Here’s the format I’ve settled on:
[
{
"Date": "2025-11-12",
"Tag": "Documenting Session",
"Goal": "Update dev-blog on KISS rule and prompt",
"Notes": ["Added post to dev-blog"],
"Start": "15:40",
"End": "16:10",
"Duration": 30
},
{
"Date": "2025-11-12",
"Tag": "Refactoring Session",
"Goal": "Check race-track/shapes box for basic rules",
"Notes": ["Use guides & prompts"],
"Start": "17:15",
"End": "17:15",
"Duration": 0
}
]
1. One goal per record. Each entry captures a single focused task — making logs easier to understand and summarize later.

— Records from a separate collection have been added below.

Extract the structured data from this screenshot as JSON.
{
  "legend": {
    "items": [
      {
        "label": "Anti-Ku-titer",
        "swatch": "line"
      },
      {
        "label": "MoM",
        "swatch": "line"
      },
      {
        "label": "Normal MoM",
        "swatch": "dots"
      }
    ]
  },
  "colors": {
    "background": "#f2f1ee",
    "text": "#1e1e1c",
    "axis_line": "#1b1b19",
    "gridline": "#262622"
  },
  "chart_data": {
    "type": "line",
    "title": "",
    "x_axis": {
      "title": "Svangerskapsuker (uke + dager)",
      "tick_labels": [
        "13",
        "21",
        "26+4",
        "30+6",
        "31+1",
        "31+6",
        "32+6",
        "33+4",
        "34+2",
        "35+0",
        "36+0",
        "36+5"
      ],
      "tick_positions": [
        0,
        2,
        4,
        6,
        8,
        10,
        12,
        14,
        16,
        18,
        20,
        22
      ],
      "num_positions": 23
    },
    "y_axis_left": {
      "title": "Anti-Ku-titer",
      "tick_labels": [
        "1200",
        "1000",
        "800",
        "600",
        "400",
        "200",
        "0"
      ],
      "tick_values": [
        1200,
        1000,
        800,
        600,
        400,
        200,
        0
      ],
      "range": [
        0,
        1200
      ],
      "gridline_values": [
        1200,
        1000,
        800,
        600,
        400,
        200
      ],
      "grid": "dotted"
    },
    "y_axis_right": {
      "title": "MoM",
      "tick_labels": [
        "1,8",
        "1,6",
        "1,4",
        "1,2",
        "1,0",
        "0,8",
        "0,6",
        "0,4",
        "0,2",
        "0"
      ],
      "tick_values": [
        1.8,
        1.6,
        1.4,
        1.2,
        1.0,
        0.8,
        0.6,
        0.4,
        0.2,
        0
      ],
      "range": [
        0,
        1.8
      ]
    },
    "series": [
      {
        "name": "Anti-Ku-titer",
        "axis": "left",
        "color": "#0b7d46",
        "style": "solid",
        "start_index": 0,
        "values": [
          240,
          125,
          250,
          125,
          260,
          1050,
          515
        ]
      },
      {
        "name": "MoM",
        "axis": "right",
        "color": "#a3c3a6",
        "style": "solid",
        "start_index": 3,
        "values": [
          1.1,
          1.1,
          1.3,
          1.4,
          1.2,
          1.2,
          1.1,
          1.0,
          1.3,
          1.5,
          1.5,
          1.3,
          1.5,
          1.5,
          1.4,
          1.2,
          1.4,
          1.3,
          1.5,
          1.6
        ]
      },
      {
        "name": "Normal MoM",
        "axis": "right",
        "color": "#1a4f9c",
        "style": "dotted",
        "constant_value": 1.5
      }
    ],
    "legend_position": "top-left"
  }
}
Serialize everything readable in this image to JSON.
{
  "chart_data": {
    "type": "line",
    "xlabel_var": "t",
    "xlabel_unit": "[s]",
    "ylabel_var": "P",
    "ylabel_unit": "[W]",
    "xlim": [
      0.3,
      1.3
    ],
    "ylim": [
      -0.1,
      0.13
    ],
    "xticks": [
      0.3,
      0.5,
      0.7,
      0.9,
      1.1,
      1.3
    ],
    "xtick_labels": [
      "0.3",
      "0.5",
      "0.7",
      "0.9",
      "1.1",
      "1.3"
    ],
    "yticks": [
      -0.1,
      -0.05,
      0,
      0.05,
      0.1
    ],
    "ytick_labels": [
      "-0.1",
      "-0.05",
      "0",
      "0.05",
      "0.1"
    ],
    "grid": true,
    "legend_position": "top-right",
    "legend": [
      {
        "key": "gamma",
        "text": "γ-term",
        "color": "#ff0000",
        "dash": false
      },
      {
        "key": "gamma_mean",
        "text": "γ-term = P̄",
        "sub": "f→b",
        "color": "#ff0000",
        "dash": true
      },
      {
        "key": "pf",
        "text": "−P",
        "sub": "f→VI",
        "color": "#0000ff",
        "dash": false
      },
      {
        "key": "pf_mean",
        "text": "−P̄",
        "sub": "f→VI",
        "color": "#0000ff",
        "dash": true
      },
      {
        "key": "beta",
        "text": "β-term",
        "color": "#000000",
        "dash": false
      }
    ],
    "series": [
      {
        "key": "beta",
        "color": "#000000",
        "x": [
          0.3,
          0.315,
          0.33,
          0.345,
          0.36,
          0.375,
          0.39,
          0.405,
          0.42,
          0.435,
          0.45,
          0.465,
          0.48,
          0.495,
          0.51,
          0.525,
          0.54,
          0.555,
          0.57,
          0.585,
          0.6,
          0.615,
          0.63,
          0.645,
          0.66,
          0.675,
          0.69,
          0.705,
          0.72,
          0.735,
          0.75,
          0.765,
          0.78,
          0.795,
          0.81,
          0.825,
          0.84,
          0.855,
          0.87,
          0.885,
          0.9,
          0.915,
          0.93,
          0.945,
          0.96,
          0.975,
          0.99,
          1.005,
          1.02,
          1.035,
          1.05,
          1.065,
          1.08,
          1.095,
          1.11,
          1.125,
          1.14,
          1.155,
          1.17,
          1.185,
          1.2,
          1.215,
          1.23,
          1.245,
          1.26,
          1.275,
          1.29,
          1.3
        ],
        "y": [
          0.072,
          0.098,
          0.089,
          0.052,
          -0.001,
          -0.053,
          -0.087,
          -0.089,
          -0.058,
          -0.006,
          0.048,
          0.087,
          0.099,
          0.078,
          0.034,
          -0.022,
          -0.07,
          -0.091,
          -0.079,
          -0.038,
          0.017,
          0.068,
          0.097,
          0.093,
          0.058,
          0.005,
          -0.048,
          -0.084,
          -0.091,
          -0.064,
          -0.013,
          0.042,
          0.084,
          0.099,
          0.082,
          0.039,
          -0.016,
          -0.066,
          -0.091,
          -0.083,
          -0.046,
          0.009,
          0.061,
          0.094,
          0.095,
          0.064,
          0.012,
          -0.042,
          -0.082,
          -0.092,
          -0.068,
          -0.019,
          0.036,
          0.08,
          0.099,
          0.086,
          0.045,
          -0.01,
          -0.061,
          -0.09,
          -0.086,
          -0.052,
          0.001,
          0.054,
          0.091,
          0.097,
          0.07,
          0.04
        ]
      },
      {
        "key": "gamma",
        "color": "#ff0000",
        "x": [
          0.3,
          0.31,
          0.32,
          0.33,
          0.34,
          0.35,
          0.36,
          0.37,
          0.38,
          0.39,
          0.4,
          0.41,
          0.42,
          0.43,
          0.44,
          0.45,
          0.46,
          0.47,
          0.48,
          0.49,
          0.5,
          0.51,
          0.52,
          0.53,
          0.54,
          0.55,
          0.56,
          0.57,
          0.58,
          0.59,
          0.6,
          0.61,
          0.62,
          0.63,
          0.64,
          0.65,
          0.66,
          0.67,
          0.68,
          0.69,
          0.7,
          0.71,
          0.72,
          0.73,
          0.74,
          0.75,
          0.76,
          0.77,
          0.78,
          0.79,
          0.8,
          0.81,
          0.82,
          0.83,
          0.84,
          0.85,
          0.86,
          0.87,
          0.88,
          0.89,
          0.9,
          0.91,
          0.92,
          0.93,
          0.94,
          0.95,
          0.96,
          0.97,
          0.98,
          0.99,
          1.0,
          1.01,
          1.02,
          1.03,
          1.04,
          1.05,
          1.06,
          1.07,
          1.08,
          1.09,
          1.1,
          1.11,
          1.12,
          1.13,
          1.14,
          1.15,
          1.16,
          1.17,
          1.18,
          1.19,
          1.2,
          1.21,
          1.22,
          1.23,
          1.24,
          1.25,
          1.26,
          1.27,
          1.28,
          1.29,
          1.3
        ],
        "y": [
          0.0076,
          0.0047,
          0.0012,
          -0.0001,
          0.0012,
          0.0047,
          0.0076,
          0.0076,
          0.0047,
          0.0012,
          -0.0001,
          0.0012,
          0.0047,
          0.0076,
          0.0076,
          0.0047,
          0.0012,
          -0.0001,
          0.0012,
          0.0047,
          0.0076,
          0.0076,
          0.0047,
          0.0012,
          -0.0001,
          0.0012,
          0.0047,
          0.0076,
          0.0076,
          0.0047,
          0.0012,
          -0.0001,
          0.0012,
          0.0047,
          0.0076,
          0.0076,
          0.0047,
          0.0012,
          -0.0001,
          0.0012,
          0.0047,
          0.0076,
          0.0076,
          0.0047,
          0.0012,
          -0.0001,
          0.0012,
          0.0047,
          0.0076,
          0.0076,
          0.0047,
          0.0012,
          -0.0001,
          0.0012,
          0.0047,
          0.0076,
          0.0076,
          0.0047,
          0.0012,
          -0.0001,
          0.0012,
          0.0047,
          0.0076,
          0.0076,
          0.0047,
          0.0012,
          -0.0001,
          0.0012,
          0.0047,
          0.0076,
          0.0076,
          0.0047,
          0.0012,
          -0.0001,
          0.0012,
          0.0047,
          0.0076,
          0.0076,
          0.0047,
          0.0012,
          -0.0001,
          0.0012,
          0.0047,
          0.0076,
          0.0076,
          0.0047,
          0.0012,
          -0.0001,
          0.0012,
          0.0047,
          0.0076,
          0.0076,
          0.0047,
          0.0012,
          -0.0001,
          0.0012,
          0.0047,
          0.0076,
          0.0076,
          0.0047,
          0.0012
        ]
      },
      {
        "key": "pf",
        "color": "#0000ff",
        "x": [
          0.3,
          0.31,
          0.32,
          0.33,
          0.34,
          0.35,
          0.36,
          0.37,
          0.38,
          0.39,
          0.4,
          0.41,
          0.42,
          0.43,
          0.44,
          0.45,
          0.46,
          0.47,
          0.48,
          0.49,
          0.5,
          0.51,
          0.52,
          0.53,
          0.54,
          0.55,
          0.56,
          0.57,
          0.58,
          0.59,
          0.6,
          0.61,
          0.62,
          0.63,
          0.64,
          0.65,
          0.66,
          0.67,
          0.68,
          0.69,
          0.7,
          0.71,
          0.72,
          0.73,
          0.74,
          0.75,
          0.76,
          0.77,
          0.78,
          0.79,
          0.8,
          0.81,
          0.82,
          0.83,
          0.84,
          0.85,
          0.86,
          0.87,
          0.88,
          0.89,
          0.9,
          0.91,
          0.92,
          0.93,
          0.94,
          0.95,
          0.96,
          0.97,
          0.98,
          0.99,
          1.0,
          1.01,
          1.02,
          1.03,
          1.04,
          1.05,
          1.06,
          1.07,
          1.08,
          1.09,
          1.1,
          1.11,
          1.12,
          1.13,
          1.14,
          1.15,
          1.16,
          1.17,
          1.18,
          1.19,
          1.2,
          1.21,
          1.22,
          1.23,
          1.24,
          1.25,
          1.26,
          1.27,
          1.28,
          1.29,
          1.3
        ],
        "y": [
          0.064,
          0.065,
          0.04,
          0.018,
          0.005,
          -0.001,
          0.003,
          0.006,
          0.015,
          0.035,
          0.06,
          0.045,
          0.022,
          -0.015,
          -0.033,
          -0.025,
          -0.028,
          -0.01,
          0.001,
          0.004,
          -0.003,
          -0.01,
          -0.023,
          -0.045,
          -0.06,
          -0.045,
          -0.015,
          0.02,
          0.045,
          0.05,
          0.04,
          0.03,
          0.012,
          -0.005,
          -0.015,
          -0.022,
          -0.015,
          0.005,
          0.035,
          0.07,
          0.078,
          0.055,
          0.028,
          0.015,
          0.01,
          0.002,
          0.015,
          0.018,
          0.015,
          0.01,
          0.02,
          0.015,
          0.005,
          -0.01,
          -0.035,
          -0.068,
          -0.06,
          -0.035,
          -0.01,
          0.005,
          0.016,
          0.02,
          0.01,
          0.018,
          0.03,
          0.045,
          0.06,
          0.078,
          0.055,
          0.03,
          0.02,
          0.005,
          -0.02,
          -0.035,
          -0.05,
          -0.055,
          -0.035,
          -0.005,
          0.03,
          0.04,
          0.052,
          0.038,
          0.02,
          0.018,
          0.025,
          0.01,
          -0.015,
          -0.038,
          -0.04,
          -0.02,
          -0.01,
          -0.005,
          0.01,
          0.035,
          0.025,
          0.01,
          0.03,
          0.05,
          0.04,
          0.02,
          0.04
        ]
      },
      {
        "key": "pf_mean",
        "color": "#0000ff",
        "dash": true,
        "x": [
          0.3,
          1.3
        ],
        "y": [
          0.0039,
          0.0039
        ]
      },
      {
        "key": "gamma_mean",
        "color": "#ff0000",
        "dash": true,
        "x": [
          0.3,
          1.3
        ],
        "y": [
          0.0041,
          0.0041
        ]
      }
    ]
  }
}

2. Flat and uniform. No nested arrays or complex hierarchies. Every entry follows the same structure, which makes it trivial to load into a spreadsheet or a script for analysis.
3. Flexible tagging.
The "Tag" field can represent a session type, project, or context — allowing flexible grouping (e.g. “Documenting Session” vs “Refactoring Session”).
4. Self-contained records. Each record includes all the key data — date, start and end times, and duration — so it can stand alone without depending on surrounding context.
5. Easy to extend.
If needed, new fields like "Project", "FocusLevel", or "Status" can be added later without breaking compatibility.
Keep work logs atomic and consistent. Each record should describe one thing that happened, when it happened, and for how long.
This design keeps the data readable for humans and ready for automation — a simple foundation that scales with your workflow.